If anyone could hear that, it would be Marsalis – a saxophonist, band leader and three-time Grammy winner who has performed or recorded with . . . well, it seems like everyone. An incomplete list includes Art Blakey’s Jazz Messengers, Sting, the Grateful Dead, New York Philharmonic, Dave Matthews Band, Bela Fleck, Dizzy Gillespie, James Taylor, Ornette Coleman, Miles Davis, Youssou N’Dour, Ivan Neville, Sonny Rollins, Tina Turner, Stevie Wonder, etc.
Marsalis explains that he aims to get beyond a literal interpretation of the music.
“We study grammar, but we don’t study idiomatic expression,” Marsalis said. “When learning a language, your accent may not be bad, but you don’t speak the language of the people. Just because you can play music correctly doesn’t mean its emotionally right.”
Marsalis has contributed music to many movies over the decades including at least three Spike Lee films, “Throw Momma from the Train,” “Sneakers, “Ma Rainey’s Black Bottom” and a Netflix movie about Bayard Rustin. He was nominated for an Emmy award for his score for the documentary “Tulsa Burning.”

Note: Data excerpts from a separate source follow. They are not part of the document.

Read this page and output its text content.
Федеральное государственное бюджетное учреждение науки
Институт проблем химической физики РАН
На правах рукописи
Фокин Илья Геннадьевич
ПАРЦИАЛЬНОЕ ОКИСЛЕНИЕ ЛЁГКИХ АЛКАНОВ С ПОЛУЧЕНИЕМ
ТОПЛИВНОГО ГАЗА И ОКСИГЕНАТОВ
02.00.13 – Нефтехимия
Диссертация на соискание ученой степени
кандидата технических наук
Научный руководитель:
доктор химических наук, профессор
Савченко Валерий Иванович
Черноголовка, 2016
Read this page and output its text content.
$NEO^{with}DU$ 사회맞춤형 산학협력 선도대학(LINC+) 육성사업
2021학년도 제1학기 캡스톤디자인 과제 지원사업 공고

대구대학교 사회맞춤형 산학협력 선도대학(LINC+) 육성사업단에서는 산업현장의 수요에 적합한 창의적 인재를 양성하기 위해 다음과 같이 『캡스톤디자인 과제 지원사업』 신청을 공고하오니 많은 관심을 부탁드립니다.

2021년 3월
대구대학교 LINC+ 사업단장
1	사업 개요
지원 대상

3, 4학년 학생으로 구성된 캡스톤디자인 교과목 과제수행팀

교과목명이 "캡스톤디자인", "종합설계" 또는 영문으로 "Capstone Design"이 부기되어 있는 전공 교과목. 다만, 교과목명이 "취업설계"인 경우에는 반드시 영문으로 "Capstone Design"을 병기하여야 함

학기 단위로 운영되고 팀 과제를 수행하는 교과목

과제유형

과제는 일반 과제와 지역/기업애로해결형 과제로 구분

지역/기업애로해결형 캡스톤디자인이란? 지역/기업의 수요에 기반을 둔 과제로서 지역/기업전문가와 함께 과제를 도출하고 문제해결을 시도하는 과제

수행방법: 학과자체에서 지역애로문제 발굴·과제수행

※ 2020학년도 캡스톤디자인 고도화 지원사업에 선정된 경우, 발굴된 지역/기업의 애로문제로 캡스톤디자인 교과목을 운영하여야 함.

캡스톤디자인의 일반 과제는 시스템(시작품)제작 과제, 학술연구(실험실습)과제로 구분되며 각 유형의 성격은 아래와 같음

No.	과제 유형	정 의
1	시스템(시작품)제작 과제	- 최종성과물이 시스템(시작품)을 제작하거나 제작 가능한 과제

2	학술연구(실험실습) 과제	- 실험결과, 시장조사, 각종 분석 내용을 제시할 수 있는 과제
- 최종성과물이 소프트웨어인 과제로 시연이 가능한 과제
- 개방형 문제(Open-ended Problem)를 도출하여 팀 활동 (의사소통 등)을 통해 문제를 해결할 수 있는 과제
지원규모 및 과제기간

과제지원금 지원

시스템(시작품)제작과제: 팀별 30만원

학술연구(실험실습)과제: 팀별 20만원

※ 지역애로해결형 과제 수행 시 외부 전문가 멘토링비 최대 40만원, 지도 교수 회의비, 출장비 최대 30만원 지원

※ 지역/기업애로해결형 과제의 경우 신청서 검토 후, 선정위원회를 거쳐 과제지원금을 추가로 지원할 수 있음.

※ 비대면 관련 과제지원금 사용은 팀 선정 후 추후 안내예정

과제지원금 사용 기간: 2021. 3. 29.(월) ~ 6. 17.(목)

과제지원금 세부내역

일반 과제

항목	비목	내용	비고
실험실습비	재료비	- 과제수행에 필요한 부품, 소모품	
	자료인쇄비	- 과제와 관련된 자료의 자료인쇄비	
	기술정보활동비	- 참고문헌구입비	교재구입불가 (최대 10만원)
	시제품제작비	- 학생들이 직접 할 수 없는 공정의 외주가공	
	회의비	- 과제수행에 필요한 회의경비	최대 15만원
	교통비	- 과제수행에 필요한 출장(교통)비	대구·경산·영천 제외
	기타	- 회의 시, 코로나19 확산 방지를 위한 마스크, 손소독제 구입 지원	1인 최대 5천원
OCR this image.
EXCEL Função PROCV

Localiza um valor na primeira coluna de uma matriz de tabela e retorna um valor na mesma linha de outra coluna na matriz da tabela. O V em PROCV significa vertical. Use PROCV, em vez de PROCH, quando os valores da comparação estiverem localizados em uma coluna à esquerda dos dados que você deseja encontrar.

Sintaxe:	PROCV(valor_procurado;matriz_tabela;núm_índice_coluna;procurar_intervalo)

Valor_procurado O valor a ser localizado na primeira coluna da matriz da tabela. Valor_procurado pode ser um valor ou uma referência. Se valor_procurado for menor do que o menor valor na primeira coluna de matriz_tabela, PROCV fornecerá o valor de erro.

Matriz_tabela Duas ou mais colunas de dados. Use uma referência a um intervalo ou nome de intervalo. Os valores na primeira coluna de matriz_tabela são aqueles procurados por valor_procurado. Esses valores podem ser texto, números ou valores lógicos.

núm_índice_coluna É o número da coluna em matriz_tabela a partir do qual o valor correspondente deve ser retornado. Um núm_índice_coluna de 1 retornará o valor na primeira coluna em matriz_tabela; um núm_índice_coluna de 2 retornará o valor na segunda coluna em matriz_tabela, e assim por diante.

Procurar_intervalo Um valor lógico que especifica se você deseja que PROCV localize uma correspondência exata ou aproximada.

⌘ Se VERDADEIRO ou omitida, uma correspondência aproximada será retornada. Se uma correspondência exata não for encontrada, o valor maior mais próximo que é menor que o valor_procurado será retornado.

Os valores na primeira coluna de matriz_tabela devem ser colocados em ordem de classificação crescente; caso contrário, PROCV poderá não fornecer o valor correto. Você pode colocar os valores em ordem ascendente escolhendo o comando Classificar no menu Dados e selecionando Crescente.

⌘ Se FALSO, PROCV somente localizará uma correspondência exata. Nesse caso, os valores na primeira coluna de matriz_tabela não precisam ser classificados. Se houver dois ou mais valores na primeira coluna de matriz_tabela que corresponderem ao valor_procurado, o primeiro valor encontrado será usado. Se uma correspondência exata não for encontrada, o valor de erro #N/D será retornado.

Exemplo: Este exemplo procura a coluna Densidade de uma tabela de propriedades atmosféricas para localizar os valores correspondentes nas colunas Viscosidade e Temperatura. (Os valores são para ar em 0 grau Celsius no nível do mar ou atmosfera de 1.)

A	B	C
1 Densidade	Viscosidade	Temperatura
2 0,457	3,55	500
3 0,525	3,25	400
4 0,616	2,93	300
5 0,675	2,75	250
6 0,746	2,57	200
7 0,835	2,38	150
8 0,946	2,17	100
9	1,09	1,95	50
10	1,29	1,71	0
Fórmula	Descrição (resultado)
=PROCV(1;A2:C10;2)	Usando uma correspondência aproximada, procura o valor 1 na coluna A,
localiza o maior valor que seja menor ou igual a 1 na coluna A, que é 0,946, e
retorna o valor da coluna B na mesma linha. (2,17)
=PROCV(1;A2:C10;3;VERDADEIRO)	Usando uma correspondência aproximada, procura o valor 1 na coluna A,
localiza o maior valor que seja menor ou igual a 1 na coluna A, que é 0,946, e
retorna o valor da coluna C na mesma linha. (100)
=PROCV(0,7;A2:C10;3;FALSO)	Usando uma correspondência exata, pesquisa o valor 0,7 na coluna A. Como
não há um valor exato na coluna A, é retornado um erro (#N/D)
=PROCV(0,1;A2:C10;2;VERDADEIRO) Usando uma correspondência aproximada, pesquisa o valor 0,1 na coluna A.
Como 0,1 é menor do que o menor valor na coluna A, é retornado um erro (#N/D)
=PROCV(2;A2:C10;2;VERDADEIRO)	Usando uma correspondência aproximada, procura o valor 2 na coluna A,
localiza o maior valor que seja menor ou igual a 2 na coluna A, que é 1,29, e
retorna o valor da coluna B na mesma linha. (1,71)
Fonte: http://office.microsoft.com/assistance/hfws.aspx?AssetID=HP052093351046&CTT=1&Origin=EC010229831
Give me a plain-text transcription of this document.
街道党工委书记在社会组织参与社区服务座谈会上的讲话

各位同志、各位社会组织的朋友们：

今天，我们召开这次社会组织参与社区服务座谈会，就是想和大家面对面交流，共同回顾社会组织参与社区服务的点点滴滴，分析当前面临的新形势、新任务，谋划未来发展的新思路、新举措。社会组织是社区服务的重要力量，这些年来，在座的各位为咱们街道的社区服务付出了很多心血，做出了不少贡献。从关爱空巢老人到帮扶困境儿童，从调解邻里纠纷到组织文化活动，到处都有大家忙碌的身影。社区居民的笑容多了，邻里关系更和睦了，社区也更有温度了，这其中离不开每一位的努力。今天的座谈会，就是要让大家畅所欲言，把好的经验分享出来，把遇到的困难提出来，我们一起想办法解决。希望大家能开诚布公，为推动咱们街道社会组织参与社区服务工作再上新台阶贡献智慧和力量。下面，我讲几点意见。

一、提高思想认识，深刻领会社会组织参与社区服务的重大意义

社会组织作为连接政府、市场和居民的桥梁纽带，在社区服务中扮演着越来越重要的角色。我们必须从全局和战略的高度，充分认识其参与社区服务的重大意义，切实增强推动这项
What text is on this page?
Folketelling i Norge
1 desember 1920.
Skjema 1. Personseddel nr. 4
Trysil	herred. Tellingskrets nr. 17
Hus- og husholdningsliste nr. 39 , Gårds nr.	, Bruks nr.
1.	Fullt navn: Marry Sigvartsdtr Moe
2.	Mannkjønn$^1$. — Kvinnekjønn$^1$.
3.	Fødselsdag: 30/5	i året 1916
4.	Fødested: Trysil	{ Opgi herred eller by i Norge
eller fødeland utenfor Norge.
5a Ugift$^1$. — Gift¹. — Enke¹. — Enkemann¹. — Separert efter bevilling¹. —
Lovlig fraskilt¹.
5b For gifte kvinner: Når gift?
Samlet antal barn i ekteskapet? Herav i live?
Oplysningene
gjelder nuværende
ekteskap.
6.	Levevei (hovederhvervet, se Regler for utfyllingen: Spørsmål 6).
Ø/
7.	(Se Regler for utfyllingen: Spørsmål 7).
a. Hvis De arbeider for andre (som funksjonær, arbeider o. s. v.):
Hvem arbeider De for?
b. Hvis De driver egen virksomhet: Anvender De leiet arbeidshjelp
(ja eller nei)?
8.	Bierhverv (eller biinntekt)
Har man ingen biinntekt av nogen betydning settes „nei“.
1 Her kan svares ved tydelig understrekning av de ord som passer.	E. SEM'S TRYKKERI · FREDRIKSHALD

He is, however, relatively new to music for the stage. He wrote the score to the 2010 Broadway production of "Fences by August Wilson (for which he was nominated for a Tony award). He has also written “incidental” music (i.e., music during set changes) “Children of a Lesser God” and “A Raisin in the Sun.”
For the musical, titled “A Wonderful World,” Marsalis arranged and orchestrated 30 Louis Armstrong songs for a ten-piece ensemble. Not only did Marsalis have to make sure the music delivered an emotional punch, he had to do it in a short period of time.
“Usually, it takes years to put on a musical,” Marsalis said. He was invited to work on the musical in June and it opens in November.
“To get a production up and running in that short a time is crazy hard.”
For those unfamiliar, Louis Armstrong (1901 – 1971) was a jazz trumpeter, vocalist and bandleader raised in New Orleans (like Marsalis). He came to prominence in the 1920s and by the 1950s was known nationally for live performances, radio, TV and film. Among his best-known songs are “What A Wonderful World,” “Hello, Dolly” and “When the Saints Go Marching In.”
Previews for “A Wonderful World” started on Oct. 16 at Studio 54 in New York City.